Palm Sunday signifies the beginning of our spiritual journey. We should, in other words, take that joyous moment in the gospels, when the Son of God triumphantly enters the Holy City, surrounded by celebrating crowds, and begins his journey to the resurrection, with victory already assured—and apply it to ourselves. That was the reality behind the crucial event—whenever it was—in which we started our journey to our own personal resurrection.

Holy Week is all about the peace of Easter, not the pain of crucifixion. With that in mind, we need to treat our brother as the Son of God walking the road to Easter morning. Our job is to speed him on his way by giving him the lilies of forgiveness. If instead we place a crown of thorns upon his head, we will divert his journey and let him “wander into the temptation of crucifixion and delay him there” (T-20.I.4:3). With each brother we meet, we give him lilies or thorns, thus hastening his journey to Easter morning or delaying it.

Maundy Thursday.
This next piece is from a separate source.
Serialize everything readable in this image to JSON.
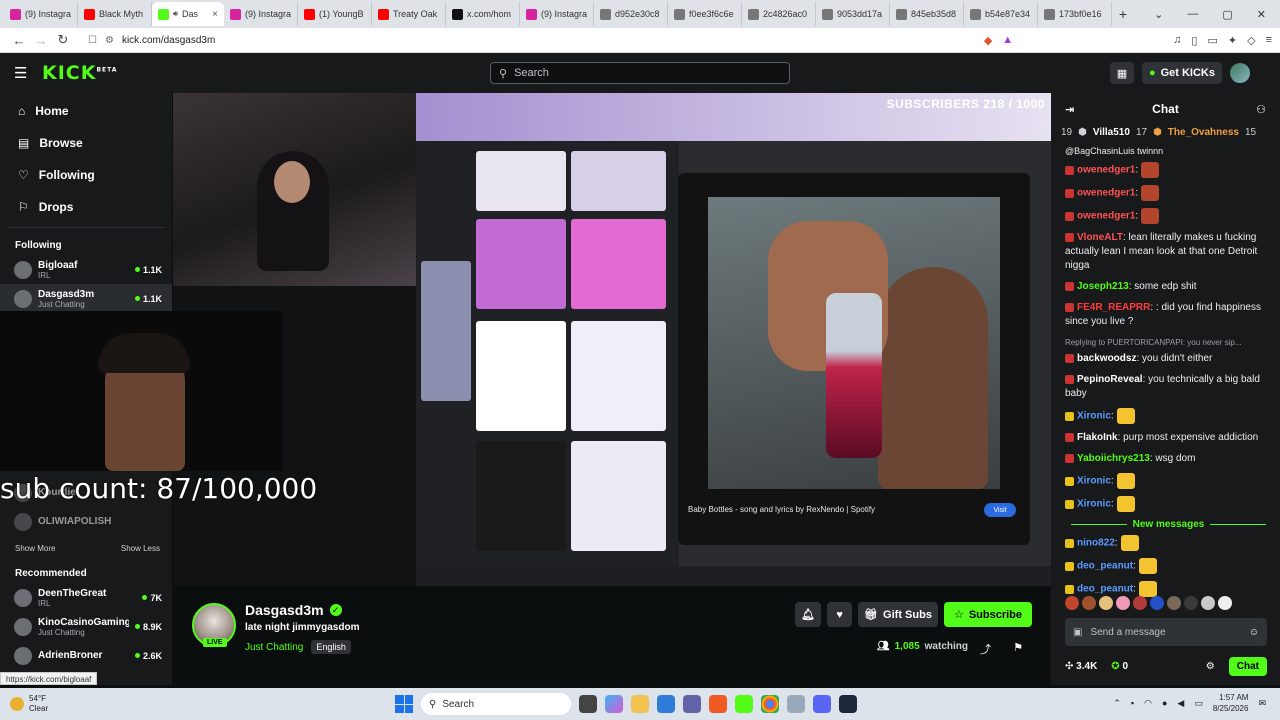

We must not see communion as taking into ourselves the sacrifice of Jesus’ body and blood. (Interestingly, many historians say that the institution of this at the Last Supper was a later Christian interpolation.) Instead, communion is joining with our brothers’ minds without the interference of the body. This kind of joining is like a feast of love in a quiet garden, “at which everyone is welcomed as an honored guest” (T-19.IV.A.18:2) and where Jesus himself will join us in fulfillment of his ancient promise.

Good Friday. We should not celebrate the crucifixion as Jesus dying for our sins to pay our debt to God. It was not a sacrifice to God, but a teaching device for us. Jesus was teaching us that even in the face of the most extreme assault, we can remember that we are perfectly immune to attack. He was providing a vivid illustration of the fact that, no matter what is done to you, you can “teach only love, for that is what you are” (T-6.I.20:2). Good Friday, then, can have a purely positive meaning.

Easter. The crucifixion demonstrated that Jesus saw himself as immune to attack. The resurrection was the proof that he was right. It demonstrated that in fact he was immune, that he was perfectly uninjured by what had been done to him. “The resurrection demonstrated that nothing can destroy truth” (T-3.III.8:1), “that no amount of misperception has any influence at all on a Son of God” (T-3.VIII.10:2). This was the supreme demonstration that his whole life led up to. “It is the final demonstration that all of the other lessons which I taught are true” (T-3.III.8:4).

This year, let’s reclaim these holy days by giving them a new and holy meaning. Let’s make them important days in our calendar, days that illustrate for us the great truths which the Course is teaching us, and which thus hasten our own journey to resurrection.